Лейтенант с огорченным вниманием выслушал своего начальника, сказал:
— Слушаюсь! — и, молча кивнув на прощание Валентине Прокофьевне, даже не удостоив Женьку взглядом, удалился.
— Зачем же вы так, Валентина Прокофьевна? — спросил Женька.
— Как?
— А так, словно ездили со мной в магазин.
— Мало ли что не ездила. Некогда было, а тебе верю. Значит, считай, как бы я все равно ездила с тобой, дурья твоя башка. А на дружинников и этого лейтенанта не обижайся, всякие бывают ошибки.
Вот какие примерно истории случались с Женькой Свибловым, пока он выправлялся, подрастал, набирался сил, ума и обучался потом в вечерней школе рабочей молодежи, которую окончил как раз накануне призыва в армию.
Конечно, кроме него были и другие ребята, пригревшиеся возле клубного очага, за ними тоже нужен был глаз да глаз, так что, когда Женька стал солдатом, дела все равно катились своим чередом, а Валентина Прокофьевна продолжала пребывать в одиночестве, которое становилось час от часу не легче, все сильнее и настойчивее давало о себе знать.
"Вот прошла, пролетела жизнь, а ничего хорошего в той жизни не получилось, — иногда думалось ей. — У других семья, дети, даже внуки, а у тебя нет никого. Ладно, если бы совершила что-нибудь выдающееся, а и этого нет. Помрешь — помянуть некому и нечем".
Меж тем машиностроители освоили в поселке еще один пятиэтажный дом, и Валентине Прокофьевне наконец была предоставлена отдельная квартира. И в завкоме, и в парткоме решительно все сочли, что она давно и вполне заслуживает улучшения жилплощади.
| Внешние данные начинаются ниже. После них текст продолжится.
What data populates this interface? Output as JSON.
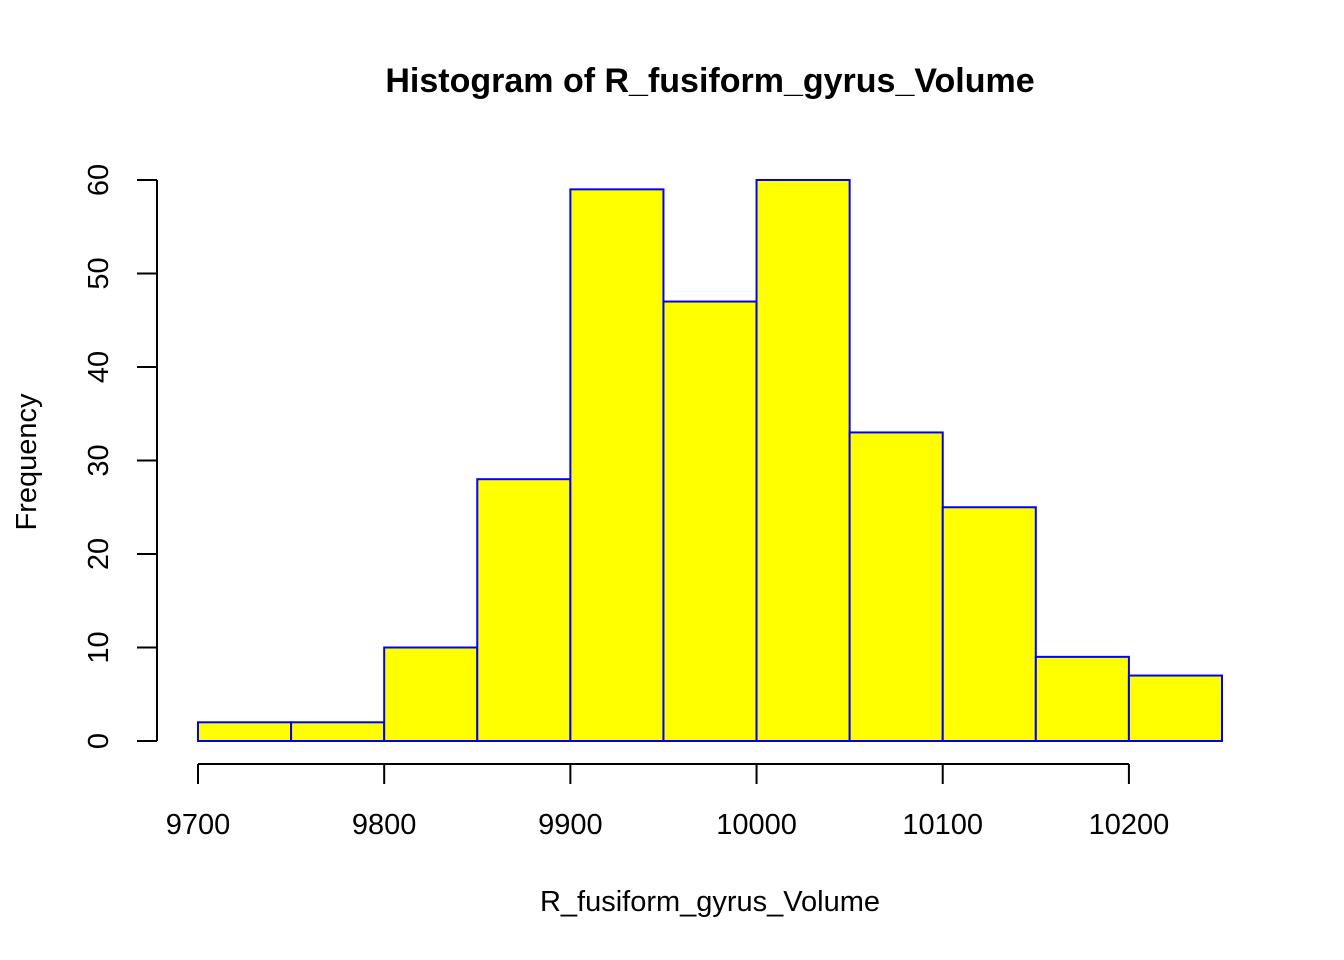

Было это весной, накануне первомайского праздника. Погода стояла чудесная. На березах по всему поселку трещали, свистели, скрипели и щелкали скворцы, небо с утра до вечера озарялось большим, теплым, безмятежным солнышком, земля быстро подсыхала, и по обочинам дорог, по кюветам, вдоль тропинок и заборов то тут, то там зажелтели одуванчики. В один из таких пригожих предпраздничных дней Валентина Прокофьевна собралась переселяться на новое местожительство, уложила чемоданы, увязала узлы, и вдруг ей опять так больно стало на сердце, оттого что и тут все одна и одна, некому даже стол разобрать, шурупы у шифоньера развинтить. Села на стул посреди комнаты, как была — в легонькой стеганой синтетической курточке, в косыночке газовой, — и уж готова была зареветь от отчаяния, уж слезы проглянули на глазах, как кто-то постучался в дверь.
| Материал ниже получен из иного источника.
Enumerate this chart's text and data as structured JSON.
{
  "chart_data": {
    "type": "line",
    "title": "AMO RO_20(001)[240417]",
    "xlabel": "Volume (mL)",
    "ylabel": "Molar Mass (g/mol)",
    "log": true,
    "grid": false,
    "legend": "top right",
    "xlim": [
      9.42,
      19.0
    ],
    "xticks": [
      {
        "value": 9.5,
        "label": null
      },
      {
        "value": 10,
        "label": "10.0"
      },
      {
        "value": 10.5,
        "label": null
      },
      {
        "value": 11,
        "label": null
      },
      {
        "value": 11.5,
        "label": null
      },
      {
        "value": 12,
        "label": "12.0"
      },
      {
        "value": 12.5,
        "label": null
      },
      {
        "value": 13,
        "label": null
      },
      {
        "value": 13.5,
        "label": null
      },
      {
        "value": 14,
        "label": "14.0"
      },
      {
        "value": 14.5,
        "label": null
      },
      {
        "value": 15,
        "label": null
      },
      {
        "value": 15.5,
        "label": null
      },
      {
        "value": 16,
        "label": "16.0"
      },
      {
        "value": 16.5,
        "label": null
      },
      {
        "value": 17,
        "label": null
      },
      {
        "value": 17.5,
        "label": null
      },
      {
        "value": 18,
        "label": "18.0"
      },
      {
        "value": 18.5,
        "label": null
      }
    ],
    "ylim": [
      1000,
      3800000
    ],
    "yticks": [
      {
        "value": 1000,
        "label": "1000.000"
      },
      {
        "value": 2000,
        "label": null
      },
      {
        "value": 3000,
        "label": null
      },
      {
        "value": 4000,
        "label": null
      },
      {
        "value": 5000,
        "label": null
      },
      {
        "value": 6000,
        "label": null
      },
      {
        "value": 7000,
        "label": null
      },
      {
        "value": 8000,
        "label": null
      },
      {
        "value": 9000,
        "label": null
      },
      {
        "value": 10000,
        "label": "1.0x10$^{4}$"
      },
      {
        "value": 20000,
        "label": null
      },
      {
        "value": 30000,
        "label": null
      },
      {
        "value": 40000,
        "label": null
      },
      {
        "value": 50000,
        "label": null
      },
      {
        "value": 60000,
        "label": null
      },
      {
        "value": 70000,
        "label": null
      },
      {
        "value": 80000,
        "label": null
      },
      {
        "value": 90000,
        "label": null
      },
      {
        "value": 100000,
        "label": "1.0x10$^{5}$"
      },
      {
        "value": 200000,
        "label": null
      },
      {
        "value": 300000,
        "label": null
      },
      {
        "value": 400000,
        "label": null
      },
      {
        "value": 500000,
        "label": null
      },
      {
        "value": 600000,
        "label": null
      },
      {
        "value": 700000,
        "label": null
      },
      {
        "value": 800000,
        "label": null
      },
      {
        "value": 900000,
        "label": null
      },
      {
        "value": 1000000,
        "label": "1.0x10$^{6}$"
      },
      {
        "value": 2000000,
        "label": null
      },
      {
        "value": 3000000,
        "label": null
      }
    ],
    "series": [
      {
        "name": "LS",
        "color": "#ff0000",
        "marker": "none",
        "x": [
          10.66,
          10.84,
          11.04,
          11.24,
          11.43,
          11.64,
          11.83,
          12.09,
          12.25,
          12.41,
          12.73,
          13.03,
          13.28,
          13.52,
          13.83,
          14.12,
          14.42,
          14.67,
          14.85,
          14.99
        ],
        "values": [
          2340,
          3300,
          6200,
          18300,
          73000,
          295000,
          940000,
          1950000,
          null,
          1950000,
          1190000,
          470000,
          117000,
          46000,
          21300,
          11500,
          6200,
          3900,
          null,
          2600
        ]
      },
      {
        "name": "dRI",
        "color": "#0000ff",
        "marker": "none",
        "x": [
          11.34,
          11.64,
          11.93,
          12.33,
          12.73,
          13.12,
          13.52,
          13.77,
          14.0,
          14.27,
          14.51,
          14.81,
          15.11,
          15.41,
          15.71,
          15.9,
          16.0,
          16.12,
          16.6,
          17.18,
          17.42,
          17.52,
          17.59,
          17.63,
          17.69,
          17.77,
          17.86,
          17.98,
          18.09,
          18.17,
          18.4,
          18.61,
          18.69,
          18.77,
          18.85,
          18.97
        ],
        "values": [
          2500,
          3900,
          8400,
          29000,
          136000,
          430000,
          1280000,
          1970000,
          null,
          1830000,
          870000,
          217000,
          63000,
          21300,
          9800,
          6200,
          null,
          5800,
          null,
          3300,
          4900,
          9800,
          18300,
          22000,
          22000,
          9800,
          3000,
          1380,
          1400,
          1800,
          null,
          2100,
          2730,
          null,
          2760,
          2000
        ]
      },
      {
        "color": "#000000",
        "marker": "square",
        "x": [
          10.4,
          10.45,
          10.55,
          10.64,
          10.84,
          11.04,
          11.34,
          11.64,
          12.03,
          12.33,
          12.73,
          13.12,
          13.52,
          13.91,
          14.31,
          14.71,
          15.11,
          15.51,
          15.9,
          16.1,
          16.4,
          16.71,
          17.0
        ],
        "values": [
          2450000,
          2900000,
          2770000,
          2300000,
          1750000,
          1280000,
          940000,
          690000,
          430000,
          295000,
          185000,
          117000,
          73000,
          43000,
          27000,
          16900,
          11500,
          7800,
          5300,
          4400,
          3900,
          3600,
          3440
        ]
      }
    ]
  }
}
Она быстро совладала с собой, со своим настроением и обычным властным и грубым голосом сказала:
— Ну кто еще там? Входи.
На пороге стоял парнишка из тех активистов, что исполняли в клубе все ее распоряжения, и протягивал ей конверт.
— Письмо вам, Валентина Прокофьевна, в клуб пришло, так я захватил по пути, может, что важное в нем.
— Спасибо, — хмуро проговорила она, забрав конверт и сунув его в карман курточки.
— Что еще? — спросила она. — Что топчешься? Натворили что-нибудь? Говори!
— Так переезжать-то будете?
— Ну и что?
— Так вот, — сказал парнишка, кивнув в сторону окна. — Пришли.
— Кто пришел?
— Мы пришли.
Под окном стояла толпа мальчишек, выжидательно задрав головы, и, как только она распахнула створки рамы, то та зашумела наперебой:
— Валентина Прокофьевна! Переезжаем! Перевозим! С новосельем, Валюша!
— Вот я вам дам — Валюша. Подружку какую нашли, — сказала она, погрозив пальцем и засмеявшись от охватившего ее вдруг бесподобного счастливого чувства.
И началась суматоха. Распахнулись двери, и пошла по поселку веселая процессия с узлами на горбах, чемоданами на плечах, вмиг разобранными на дольки шифоньером, диваном-кроватью… Никого еще, наверное, в жизни не перетаскивали из квартиры в квартиру так бестолково и стремительно. Не прошло и двух часов, а все уже было водворено в ее новое жилище и расставлено по местам. Когда мальчишки, исполнившие свой долг, удалились, она вспомнила про письмо, так и пролежавшее все это время нераспечатанным в кармане ее курточки.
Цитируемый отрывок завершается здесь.